FIN
Last baseball post for awhile, and it will be brief, much like the mercy killing the Sox delivered to the Astros. I wonder if this will be discussed as a suitable metaphor in exploring the Oregon assisted-suicide case currently under consideration at the Supreme Court. (Is it in bad taste to mention, in this context, Harriet Miers falling on her sword?)
I have neither the time nor the energy nor the interest in digging up statistics to support my claims here. Assume they are there, and that I could, or find your own statistics and let me know how wrong I am.
Fundamentally, anyone who thinks the Astros' offense "disappeared" in the Series wasn't paying attention to a) the Astros' season b) the NLDS or c) the NLCS. The Astros don't have an offense; they have good pitching and get the occasional 280 foot dinger at home. They do have good defense, but all you need to do is look at Clemens' ERA and win-loss record. They don't have an offense. As I mentioned earlier here, I was confident that the Cardinals would win because they did have an offense, which is why their record against the 'stros was so dominating all season long.

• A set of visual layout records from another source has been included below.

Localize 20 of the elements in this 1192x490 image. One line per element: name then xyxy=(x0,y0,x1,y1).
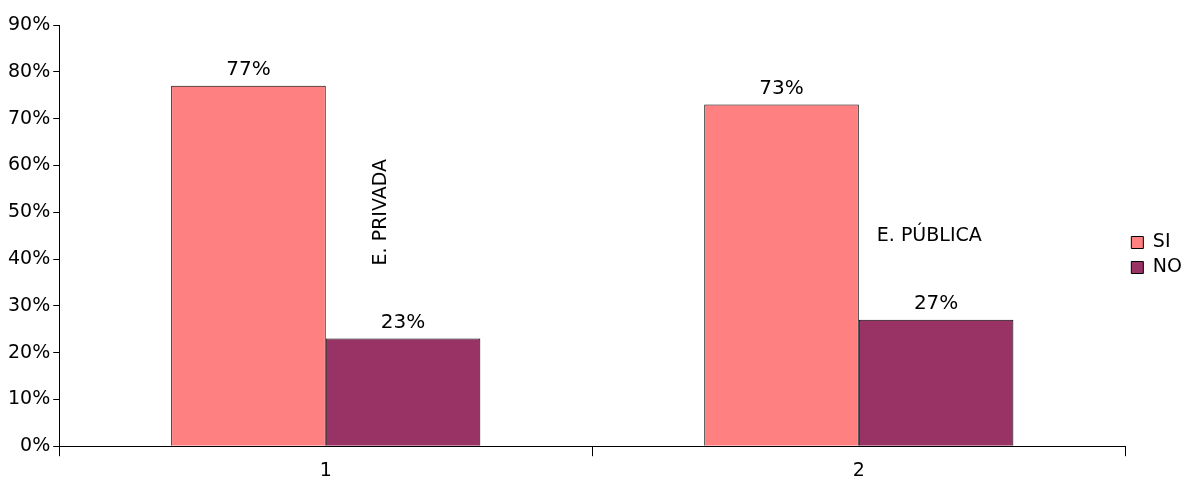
y-tick-label: 50% xyxy=(8,199,51,222)
y-tick-label: 20% xyxy=(8,339,51,362)
x-tick-label: 2 xyxy=(852,457,865,480)
x-tick-label: 1 xyxy=(319,457,332,480)
legend-label: SI xyxy=(1152,229,1171,252)
text: 27% xyxy=(913,290,959,315)
y-tick-label: 90% xyxy=(8,11,51,34)
y-tick-label: 70% xyxy=(8,105,51,128)
text: 73% xyxy=(759,74,804,99)
y-tick-label: 0% xyxy=(20,433,51,456)
legend-label: NO xyxy=(1152,254,1182,277)
text: 77% xyxy=(226,56,271,81)
y-tick-label: 10% xyxy=(8,386,51,409)
y-tick-label: 30% xyxy=(8,292,51,315)
y-tick-label: 80% xyxy=(8,58,51,81)
annotation: E. PÚBLICA xyxy=(876,221,982,245)
y-tick-label: 60% xyxy=(8,152,51,175)
text: 23% xyxy=(380,308,426,333)
y-tick-label: 40% xyxy=(8,245,51,268)
annotation: E. PRIVADA xyxy=(367,158,390,266)
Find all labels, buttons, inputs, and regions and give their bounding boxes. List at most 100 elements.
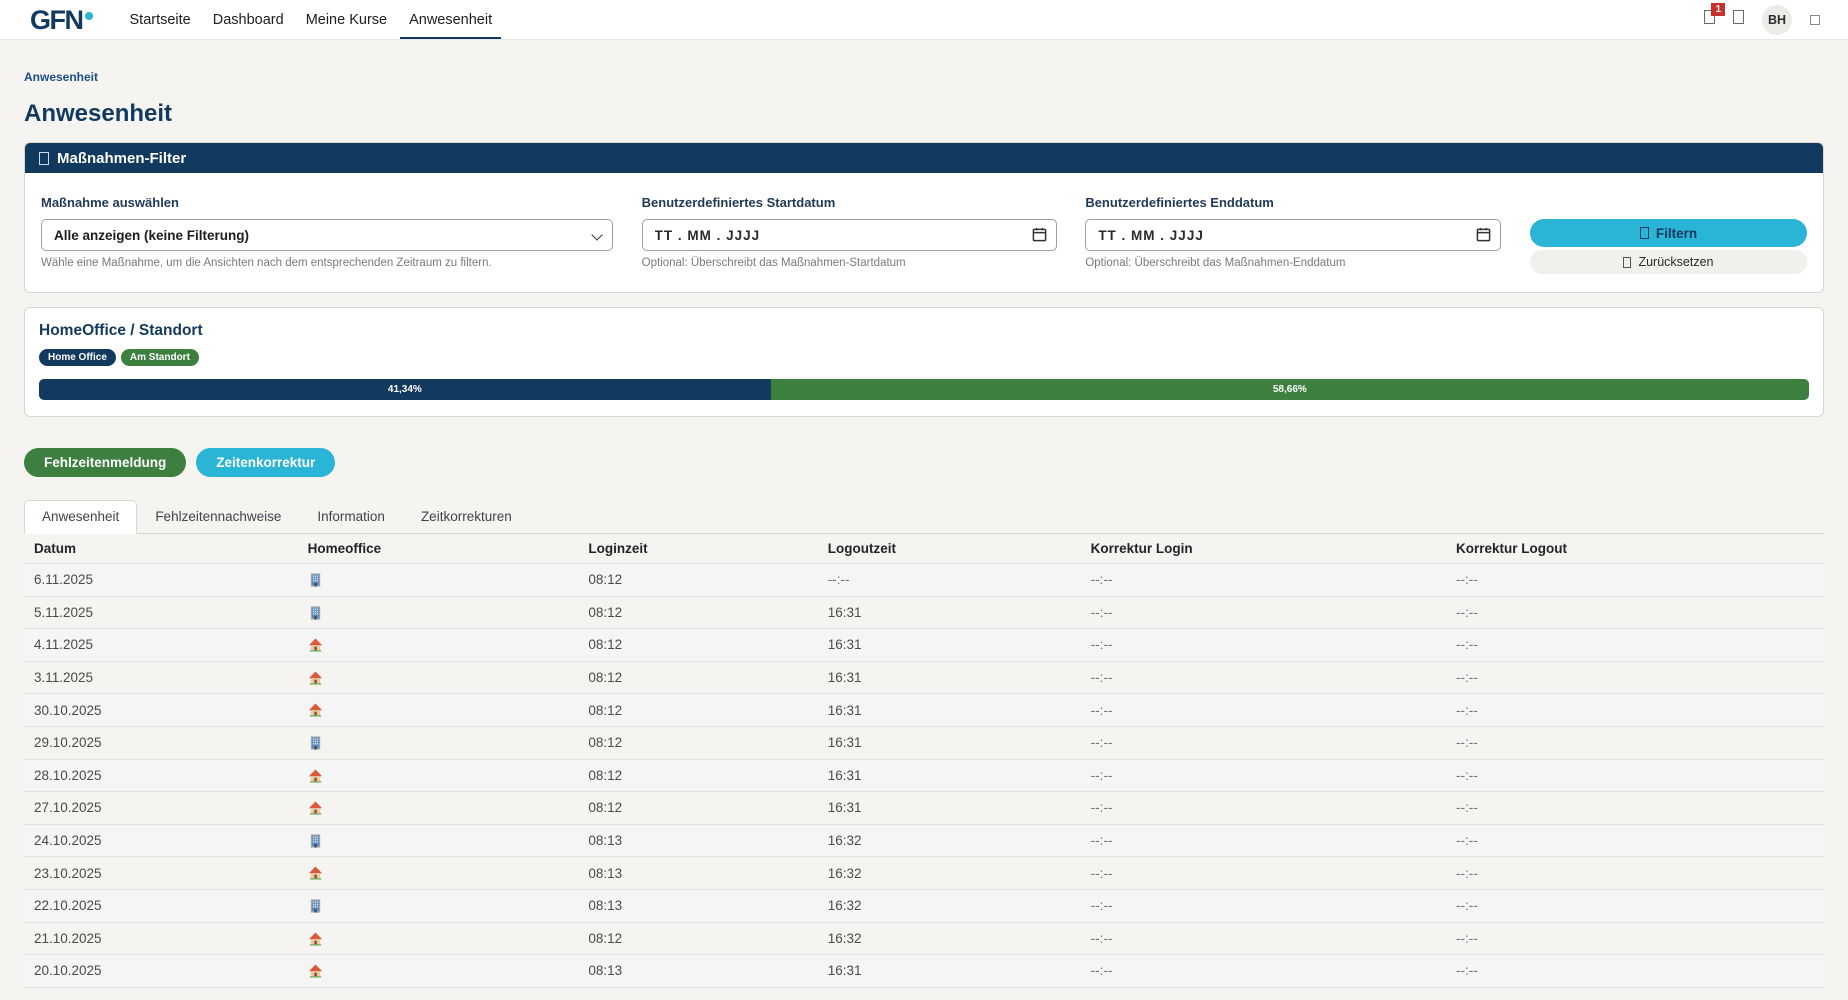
user-avatar[interactable]: BH bbox=[1762, 4, 1792, 35]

McCarver (and Joe Buck, whose comments struck me as alternating between vacuous and simply stupid--and I grew up listening to his dad--didn't have the advantage Jack did, of learning from Harry Carey) consistently got this wrong. Look at the Average w/RISP in the categories a) b) and c) above. I bet they are embarrassing.
The question isn't how the Sox beat them, that's easy: better offense, better defense, better pitching, better managing (although Garner didn't have much to work with, and didn't make too many glaring errors), better energy, better attitude. The Sox acted like they expected to win; the Astros acted like they were surprised to be in the Series.
They should have acted that way. They got two phenomenal pitching performances from Oswalt, a couple of cheap home runs, and the Cardinals didn't play very well at all. Thus the Astros beat them in 6 and staggered into the Series.
Is this an excuse for the Cardinals? Hardly; the Cardinals played quite badly, and Edmonds, oy, Edmonds. The games were generally very close, and could have gone either way; imagine Rodriguez's ball is 5 feet to the left: Tavares doesn't catch it, Cards win. Imagine Lane doesn't catch Eckstein's ball early in game 2; the whole game changes. Imagine Morris pitches well in the postseason (ok, even my imagination isn't that good). The Cardinals lost, and deserved to, but anyone who thought the Astros should have won the Series was confused.
I'm one of them; I picked them to win in 6, oddly enough thinking a) they would get better pitching and b) Morris Ensberg might finally be able to hit his ass using both hands. I was wrong on both counts. Oswalt blowing up, giving up 5 runs in one inning, was hard to predict or believe.
This takes nothing away from the Sox, who absolutely dominated the postseason. Cleveland was the only team who seems to have challenged them this year, as it turned out. They clearly deserved the title. I just would have liked the Cards to have played the Astros a bit better, and seen what happened in a Cards' Series with the Sox; hey, they couldn't have lost any faster than the Astros, and might have done it with a bit more panache, a bit more effort, and bit more class (perhaps learning a lesson from the other Sox).
All I will remember about the Astros series is the whining about the roof (which the Astros, for some reason, got to keep closed during the NLCS, but not in the Series: how come???) and the generally pathetic offense of a generally pathetic offense. Some Series get nicknames: the Subway Series, the I-70 Series, the Bay Series.
I suggest for the 2005 version we refer to it as "The Euthanasia Series."